Filippo Bonini Baraldi and Matthew Davies


Maracatu de Baque Solto is a carnival practice in rural Pernambuco in north eastern Brazil, which is characterised by alternating periods of complex dance and loud, fast-paced music with improvised poetry. Maracatu is understood to bestow a special protective function on local communities and is thus strongly tied to a sense of collective well-being. Unlike many other musics from Brazil which are well-known globally, Maracatu remains a highly localised practice and has been the subject of very little academic research. Within the context of the Portuguese nationally-funded project “HELP-MD - The Healing and Emotional Power of Music and Dance”, we execute a strongly multidisciplinary approach to understanding the performative and aesthetic strategies within Maracatu, which links ethnomusicological field research with motion capture, audio engineering, music signal processing, and machine learning. In this presentation we seek to highlight the necessity of such a multidisciplinary approach and in turn how this can enable the observation of precise timing information which can lead to new ethnomusicological understanding of the practice of Maracatu.

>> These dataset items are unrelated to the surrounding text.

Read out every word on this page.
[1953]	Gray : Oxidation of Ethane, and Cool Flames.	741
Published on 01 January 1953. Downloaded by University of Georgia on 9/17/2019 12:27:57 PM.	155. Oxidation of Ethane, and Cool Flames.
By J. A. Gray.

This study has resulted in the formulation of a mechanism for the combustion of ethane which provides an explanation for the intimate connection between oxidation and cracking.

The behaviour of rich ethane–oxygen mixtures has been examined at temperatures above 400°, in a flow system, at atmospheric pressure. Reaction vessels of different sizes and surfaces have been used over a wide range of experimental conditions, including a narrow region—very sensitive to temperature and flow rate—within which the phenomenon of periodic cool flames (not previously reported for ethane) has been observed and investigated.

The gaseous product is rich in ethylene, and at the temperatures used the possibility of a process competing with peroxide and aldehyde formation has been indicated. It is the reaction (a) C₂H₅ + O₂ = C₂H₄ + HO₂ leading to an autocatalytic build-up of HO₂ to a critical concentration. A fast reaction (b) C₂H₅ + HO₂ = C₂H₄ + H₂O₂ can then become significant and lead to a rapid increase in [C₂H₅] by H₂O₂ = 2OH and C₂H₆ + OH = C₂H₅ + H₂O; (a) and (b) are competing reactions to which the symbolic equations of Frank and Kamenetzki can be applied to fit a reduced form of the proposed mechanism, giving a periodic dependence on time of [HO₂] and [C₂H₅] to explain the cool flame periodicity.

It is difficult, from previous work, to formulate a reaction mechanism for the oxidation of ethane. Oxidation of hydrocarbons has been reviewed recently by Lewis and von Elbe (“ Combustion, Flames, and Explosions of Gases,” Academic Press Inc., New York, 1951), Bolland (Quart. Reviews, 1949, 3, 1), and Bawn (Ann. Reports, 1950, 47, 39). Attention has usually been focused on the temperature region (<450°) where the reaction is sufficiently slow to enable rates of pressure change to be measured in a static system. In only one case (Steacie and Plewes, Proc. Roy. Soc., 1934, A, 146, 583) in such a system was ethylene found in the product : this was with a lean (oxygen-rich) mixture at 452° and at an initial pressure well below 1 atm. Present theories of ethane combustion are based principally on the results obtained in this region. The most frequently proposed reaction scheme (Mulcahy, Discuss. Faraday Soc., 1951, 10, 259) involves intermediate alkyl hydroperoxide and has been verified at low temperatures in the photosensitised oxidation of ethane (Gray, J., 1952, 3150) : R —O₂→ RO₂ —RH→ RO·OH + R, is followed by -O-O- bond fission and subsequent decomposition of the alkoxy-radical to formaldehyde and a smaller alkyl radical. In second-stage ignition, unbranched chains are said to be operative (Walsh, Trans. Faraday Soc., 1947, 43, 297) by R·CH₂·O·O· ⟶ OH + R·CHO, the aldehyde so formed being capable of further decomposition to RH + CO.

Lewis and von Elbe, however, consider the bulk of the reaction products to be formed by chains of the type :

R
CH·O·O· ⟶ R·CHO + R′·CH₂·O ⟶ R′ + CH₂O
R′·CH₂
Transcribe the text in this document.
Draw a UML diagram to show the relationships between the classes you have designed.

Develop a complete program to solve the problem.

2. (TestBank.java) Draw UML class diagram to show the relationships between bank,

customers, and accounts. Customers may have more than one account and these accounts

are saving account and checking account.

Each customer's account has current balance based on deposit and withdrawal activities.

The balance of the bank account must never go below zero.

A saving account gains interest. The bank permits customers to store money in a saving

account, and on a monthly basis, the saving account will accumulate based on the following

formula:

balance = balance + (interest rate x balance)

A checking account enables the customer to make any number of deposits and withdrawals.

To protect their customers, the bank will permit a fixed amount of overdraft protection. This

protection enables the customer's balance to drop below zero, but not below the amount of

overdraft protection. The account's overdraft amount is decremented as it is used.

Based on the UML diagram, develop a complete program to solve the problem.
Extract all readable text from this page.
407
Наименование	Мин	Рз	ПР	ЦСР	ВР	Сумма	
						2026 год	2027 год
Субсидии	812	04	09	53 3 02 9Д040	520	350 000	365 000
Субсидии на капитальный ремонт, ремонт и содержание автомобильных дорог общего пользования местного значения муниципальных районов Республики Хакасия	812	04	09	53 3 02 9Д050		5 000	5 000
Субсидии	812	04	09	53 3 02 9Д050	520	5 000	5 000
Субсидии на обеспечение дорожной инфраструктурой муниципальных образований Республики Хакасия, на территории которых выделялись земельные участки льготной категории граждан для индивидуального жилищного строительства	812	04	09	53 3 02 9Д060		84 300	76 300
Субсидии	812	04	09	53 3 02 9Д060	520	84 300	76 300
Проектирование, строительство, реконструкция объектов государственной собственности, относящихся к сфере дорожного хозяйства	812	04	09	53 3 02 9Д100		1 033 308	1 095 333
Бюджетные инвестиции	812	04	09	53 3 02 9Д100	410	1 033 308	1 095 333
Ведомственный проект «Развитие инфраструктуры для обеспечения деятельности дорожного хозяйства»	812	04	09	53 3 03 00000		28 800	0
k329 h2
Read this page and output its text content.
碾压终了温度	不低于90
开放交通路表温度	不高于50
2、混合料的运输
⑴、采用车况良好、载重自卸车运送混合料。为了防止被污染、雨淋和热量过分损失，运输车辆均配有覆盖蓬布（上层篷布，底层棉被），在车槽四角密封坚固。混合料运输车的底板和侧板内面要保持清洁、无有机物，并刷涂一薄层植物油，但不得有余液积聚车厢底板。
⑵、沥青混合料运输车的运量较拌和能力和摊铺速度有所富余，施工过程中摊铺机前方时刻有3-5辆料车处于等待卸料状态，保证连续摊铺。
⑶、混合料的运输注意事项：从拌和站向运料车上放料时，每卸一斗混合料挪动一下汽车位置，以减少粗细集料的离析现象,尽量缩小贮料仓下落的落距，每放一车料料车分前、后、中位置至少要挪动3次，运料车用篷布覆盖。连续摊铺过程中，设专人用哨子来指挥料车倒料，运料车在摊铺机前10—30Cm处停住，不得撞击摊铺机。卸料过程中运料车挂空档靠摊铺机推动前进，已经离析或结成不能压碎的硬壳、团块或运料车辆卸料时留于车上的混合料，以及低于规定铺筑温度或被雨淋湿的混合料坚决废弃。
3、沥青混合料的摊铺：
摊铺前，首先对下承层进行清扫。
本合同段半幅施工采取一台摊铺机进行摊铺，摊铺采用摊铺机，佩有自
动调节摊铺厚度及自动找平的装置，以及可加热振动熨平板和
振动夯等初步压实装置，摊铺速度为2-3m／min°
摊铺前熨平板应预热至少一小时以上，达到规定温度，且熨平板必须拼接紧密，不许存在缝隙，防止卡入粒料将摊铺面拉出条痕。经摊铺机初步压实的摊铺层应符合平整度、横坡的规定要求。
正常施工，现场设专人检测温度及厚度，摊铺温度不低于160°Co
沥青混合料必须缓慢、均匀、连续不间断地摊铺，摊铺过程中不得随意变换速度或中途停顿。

Filippo Bonini Baraldi is an assistant researcher (Investigador FCT fellow, 2015-20) at the Instituto de Etnomusicologia (INET-MD), Universidade Nova, Lisbon (Portugal), and an associate member of the Centre de Recherche en Ethnomusicologie (CREM-LESC, Université Paris Ouest Nanterre, France). He obtained a MA degree ("Laurea") in Electronic Engineering at Padova University (Italy) in 2001, completed a MA degree in Music Technology at the Institute of Research and Coordination Acoustic/Music (IRCAM, Paris) in 2003, and accomplished a Ph.D. in Ethnomusicology at Nanterre University in 2010 with the jury's unanimously honors. He obtained a doctoral grant by the French National Center for Scientific Research (CNRS, 2003-2006) and a post-doctoral fellowship by the Society of Ethnology of Nanterre (E. Fleichman, 2011). His doctoral researches have been awarded the prestigious international Ph.D. thesis prize by the Quai Branly Museum (Paris, 2011). 

Matthew Davies is a music information retrieval researcher with a background in digital signal processing, and currently holds an FCT Investigator Development Grant at CISUC, Centre for Informatics and Systems of the University of Coimbra, and is an external collaborator at INESC TEC. His main research interests include the analysis of rhythm in musical audio signals, evaluation methodology, creative music applications, music therapy, and reproducible research. His most recent research has been in the development of compact and computationally efficient deep neural networks for the analysis of rhythmic structure. From 2014-2019, Matthew coordinated the Sound and Music Computing Group in the Centre for Telecommunications and Multimedia at INESC TEC, and was an Invited Assistant Professor at the Faculty of Engineering of the University of Porto, in Portugal. 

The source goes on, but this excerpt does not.